In 2013, he returned to the stage with a new outlook as the Rev. Shawn Amos and started playing a blend of stripped-down blues, rock, roots and soul.

“‘The Reverend’ was born out of me rediscovering the blues and rediscovering playing that music,” Amos says. “I didn’t really think of performing music as something that could be joyful, cathartic or entertaining, and the blues introduced me to the idea of that.”

This month, Amos releases his new album, The Reverend Shawn Amos Breaks It Down, which was inspired by politics as much as personal changes in his life throughout the last year. “This wasn’t the album I was intending to make,” he says.

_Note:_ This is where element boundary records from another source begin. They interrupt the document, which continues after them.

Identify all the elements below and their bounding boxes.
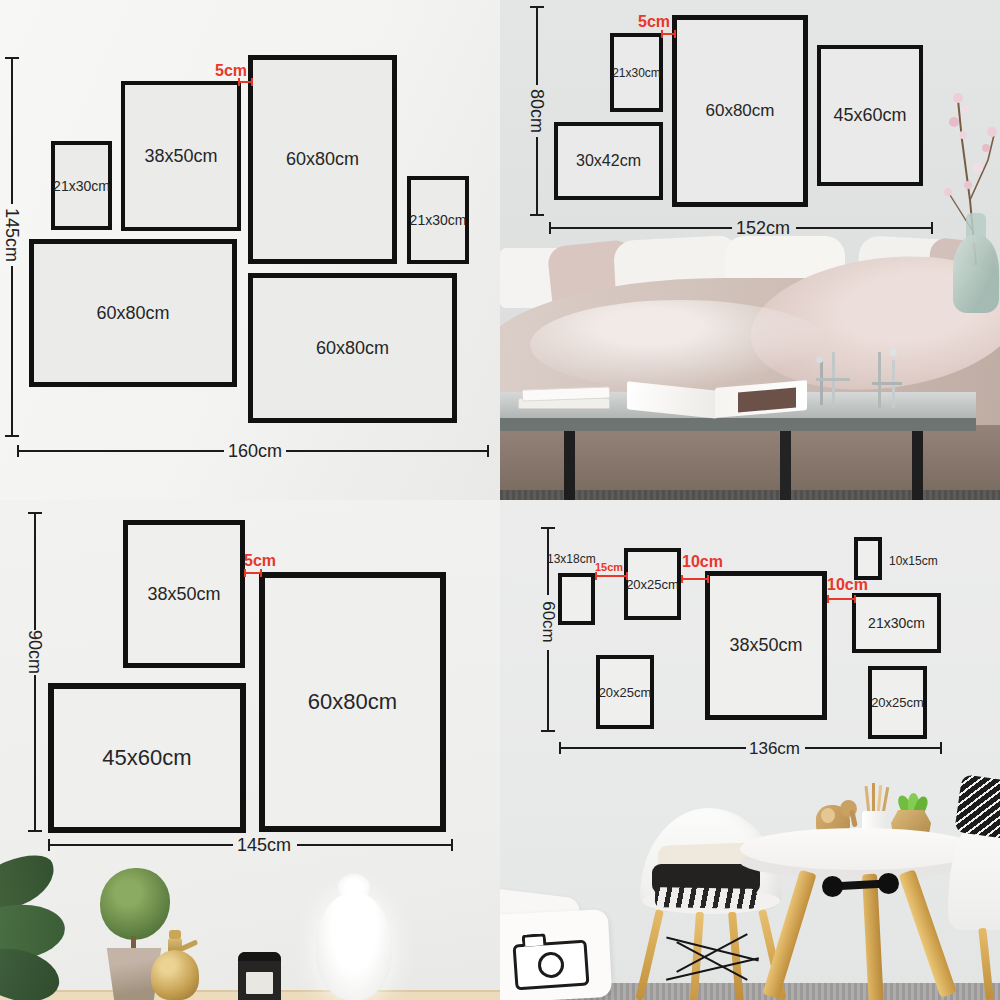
gap-indicator bbox=[595, 572, 628, 580]
dimension-tick bbox=[541, 730, 555, 732]
table-leg bbox=[862, 874, 884, 1000]
gap-indicator bbox=[681, 575, 709, 583]
frame-60x80: 60x80cm bbox=[259, 572, 446, 832]
dimension-line bbox=[536, 7, 538, 85]
frame-60x80: 60x80cm bbox=[248, 55, 397, 264]
frame-38x50: 38x50cm bbox=[121, 81, 241, 231]
dimension-line bbox=[286, 450, 487, 452]
topiary-foliage bbox=[100, 868, 170, 940]
wall-width-label: 136cm bbox=[746, 739, 803, 759]
quadrant-bottom-left-wall-diagram: 38x50cm 60x80cm 45x60cm 90cm 145cm 5cm bbox=[0, 500, 500, 1000]
frame-size-label: 13x18cm bbox=[547, 552, 596, 566]
gap-indicator bbox=[238, 78, 253, 86]
bed-skirt bbox=[500, 425, 1000, 490]
wall-width-label: 145cm bbox=[233, 835, 295, 856]
dimension-line bbox=[536, 137, 538, 215]
frame-21x30: 21x30cm bbox=[852, 593, 941, 653]
frame-38x50: 38x50cm bbox=[705, 571, 827, 720]
dimension-line bbox=[49, 844, 233, 846]
frame-size-label: 21x30cm bbox=[53, 178, 110, 194]
frame-size-label: 20x25cm bbox=[599, 685, 652, 700]
dimension-line bbox=[34, 675, 36, 830]
jar-lid bbox=[238, 952, 281, 961]
bench-leg bbox=[564, 431, 575, 500]
dimension-tick bbox=[5, 435, 19, 437]
frame-20x25: 20x25cm bbox=[868, 666, 927, 739]
gap-label: 5cm bbox=[244, 552, 276, 570]
frame-size-label: 30x42cm bbox=[576, 152, 641, 170]
frame-60x80: 60x80cm bbox=[248, 273, 457, 423]
elephant-trunk bbox=[849, 810, 857, 828]
frame-30x42: 30x42cm bbox=[554, 122, 663, 200]
bench-leg bbox=[912, 431, 923, 500]
dimension-tick bbox=[28, 830, 42, 832]
patterned-blanket-right bbox=[954, 774, 1000, 840]
frame-size-label: 60x80cm bbox=[96, 303, 169, 324]
frame-size-label: 21x30cm bbox=[410, 212, 467, 228]
dimension-line bbox=[560, 747, 746, 749]
dimension-tick bbox=[451, 839, 453, 851]
gap-label: 10cm bbox=[682, 553, 723, 571]
table-hub bbox=[878, 873, 899, 894]
pleated-lamp bbox=[316, 892, 392, 1000]
brass-mister-body bbox=[151, 950, 199, 1000]
quadrant-top-left-wall-diagram: 21x30cm 38x50cm 60x80cm 21x30cm 60x80cm … bbox=[0, 0, 500, 500]
wall-height-label: 60cm bbox=[538, 587, 558, 657]
chair-wire-strut bbox=[666, 937, 759, 962]
frame-38x50: 38x50cm bbox=[123, 520, 245, 668]
frame-size-label: 38x50cm bbox=[144, 146, 217, 167]
dimension-tick bbox=[530, 214, 544, 216]
frame-size-label: 45x60cm bbox=[102, 745, 191, 771]
wall-height-label: 80cm bbox=[527, 76, 547, 146]
pencil bbox=[865, 786, 871, 814]
dimension-line bbox=[550, 227, 732, 229]
dimension-line bbox=[547, 528, 549, 595]
candleholder-knob bbox=[816, 356, 823, 363]
quadrant-bottom-right-dining-nook: 13x18cm 20x25cm 38x50cm 10x15cm 21x30cm … bbox=[500, 500, 1000, 1000]
mister-spout bbox=[180, 940, 198, 952]
dimension-line bbox=[805, 747, 940, 749]
bench-leg bbox=[780, 431, 791, 500]
frame-size-label: 60x80cm bbox=[286, 149, 359, 170]
frame-21x30: 21x30cm bbox=[407, 176, 469, 264]
dimension-line bbox=[11, 266, 13, 435]
tabletop bbox=[740, 828, 978, 870]
gap-indicator bbox=[661, 30, 676, 38]
dimension-line bbox=[18, 450, 224, 452]
camera-viewfinder-icon bbox=[522, 933, 547, 947]
bench-edge bbox=[500, 418, 976, 431]
frame-size-label: 10x15cm bbox=[889, 554, 938, 568]
candleholder-arm bbox=[816, 378, 850, 381]
frame-size-label: 38x50cm bbox=[729, 635, 802, 656]
frame-20x25: 20x25cm bbox=[596, 655, 654, 729]
duvet-highlight bbox=[530, 300, 830, 390]
quadrant-top-right-bedroom: 21x30cm 60x80cm 45x60cm 30x42cm 80cm 152… bbox=[500, 0, 1000, 500]
frame-60x80: 60x80cm bbox=[672, 15, 808, 207]
gap-label: 10cm bbox=[827, 576, 868, 594]
dimension-line bbox=[11, 58, 13, 204]
dimension-line bbox=[547, 650, 549, 732]
wall-height-label: 145cm bbox=[2, 200, 22, 270]
frame-10x15 bbox=[854, 537, 882, 580]
frame-size-label: 20x25cm bbox=[626, 577, 679, 592]
glass-vase bbox=[953, 235, 999, 313]
frame-size-label: 21x30cm bbox=[868, 615, 925, 631]
gap-indicator bbox=[244, 569, 262, 577]
dimension-tick bbox=[487, 445, 489, 457]
frame-45x60: 45x60cm bbox=[817, 45, 923, 186]
candleholder-arm bbox=[872, 382, 902, 385]
frame-size-label: 38x50cm bbox=[147, 584, 220, 605]
gap-label: 5cm bbox=[638, 13, 670, 31]
mister-pump bbox=[169, 930, 181, 939]
frame-45x60: 45x60cm bbox=[48, 683, 246, 833]
dimension-line bbox=[796, 227, 932, 229]
dimension-tick bbox=[940, 742, 942, 754]
gap-indicator bbox=[827, 595, 856, 603]
frame-size-label: 45x60cm bbox=[833, 105, 906, 126]
frame-13x18 bbox=[558, 573, 595, 625]
frame-size-label: 60x80cm bbox=[316, 338, 389, 359]
frame-size-label: 21x30cm bbox=[612, 66, 661, 80]
dimension-line bbox=[34, 513, 36, 630]
frame-21x30: 21x30cm bbox=[51, 141, 112, 230]
frame-layout-collage: 21x30cm 38x50cm 60x80cm 21x30cm 60x80cm … bbox=[0, 0, 1000, 1000]
wall-width-label: 160cm bbox=[225, 441, 285, 462]
frame-20x25: 20x25cm bbox=[624, 548, 681, 620]
pencil bbox=[872, 783, 875, 813]
dimension-line bbox=[297, 844, 451, 846]
jar-label bbox=[246, 972, 273, 994]
candleholder bbox=[878, 352, 881, 408]
dimension-tick bbox=[931, 222, 933, 234]
pencil bbox=[882, 787, 889, 813]
blanket-patterned bbox=[655, 887, 757, 909]
frame-size-label: 60x80cm bbox=[706, 101, 775, 121]
elephant-ear bbox=[821, 808, 835, 823]
table-hub bbox=[822, 876, 843, 897]
frame-size-label: 20x25cm bbox=[871, 695, 924, 710]
frame-60x80: 60x80cm bbox=[29, 239, 237, 387]
candleholder-knob bbox=[889, 348, 897, 356]
candleholder bbox=[820, 360, 823, 405]
wall-width-label: 152cm bbox=[732, 218, 794, 239]
frame-21x30: 21x30cm bbox=[610, 33, 663, 112]
frame-size-label: 60x80cm bbox=[308, 689, 397, 715]
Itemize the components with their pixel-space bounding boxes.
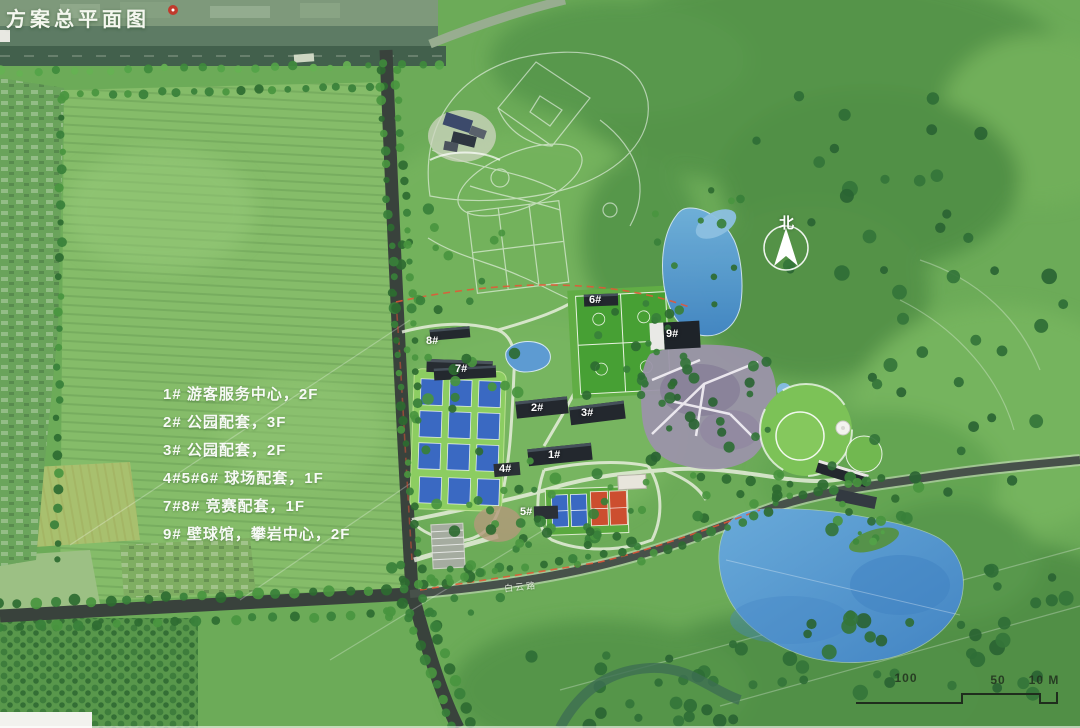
scale-label-100: 100 [880,671,932,685]
legend-item: 2# 公园配套，3F [163,411,350,439]
building-label-9: 9# [666,328,678,340]
building-label-5: 5# [520,506,532,518]
building-label-1: 1# [548,449,560,461]
legend-item: 3# 公园配套，2F [163,439,350,467]
north-label: 北 [779,212,794,233]
scale-label-10m: 10 M [1018,673,1070,687]
building-label-8: 8# [426,335,438,347]
white-pavilion [836,421,850,435]
page-title: 方案总平面图 [6,3,150,32]
master-plan-canvas: 方案总平面图 1# 游客服务中心，2F 2# 公园配套，3F 3# 公园配套，2… [0,0,1080,728]
legend-item: 4#5#6# 球场配套，1F [163,467,350,495]
legend-item: 7#8# 竞赛配套，1F [163,495,350,523]
scale-label-50: 50 [972,673,1024,687]
legend: 1# 游客服务中心，2F 2# 公园配套，3F 3# 公园配套，2F 4#5#6… [163,383,350,551]
building-label-6: 6# [589,294,601,306]
legend-item: 1# 游客服务中心，2F [163,383,350,411]
building-label-4: 4# [499,463,511,475]
building-label-7: 7# [455,363,467,375]
building-label-2: 2# [531,402,543,414]
site-plan-illustration [0,0,1080,728]
building-label-3: 3# [581,407,593,419]
legend-item: 9# 壁球馆，攀岩中心，2F [163,523,350,551]
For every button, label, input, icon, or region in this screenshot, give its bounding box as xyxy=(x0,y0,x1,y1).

Rather than the Chicago-style blues of his previous two albums, the new record is connected to Civil Rights–era songs that Amos brings into the modern era.

“The album is about 21st-century freedom songs, music that’s meant to bring us together and remind us about our humanity,” Amos says. “That’s why I love the music of the ’60s and ’70s: it was used primarily to provide sustenance when times are hard and remind us of what we have to gain when we come together.”

The Reverend Shawn Amos Breaks It Down includes seven original songs and three inspired covers, and centers on the three-track “Freedom Suite.” The suite comprises a stirring a cappella version of the traditional “Uncle Tom’s Prayer,” the introspectively groovy “Does My Life Matter,” that gives educator and author Booker T. Washington co-writing credit, and the Gospel-choir led “(We’ve Got to) Come Together.”

While Amos didn’t exactly
plan on the album coming out the same day he plays Petaluma, he’s happy to unveil these songs in the North Bay.

“I love Northern California, and Petaluma in particular,” Amos says. “I hope people come ready to dance, hold hands, celebrate, and get some strength to keep fighting.”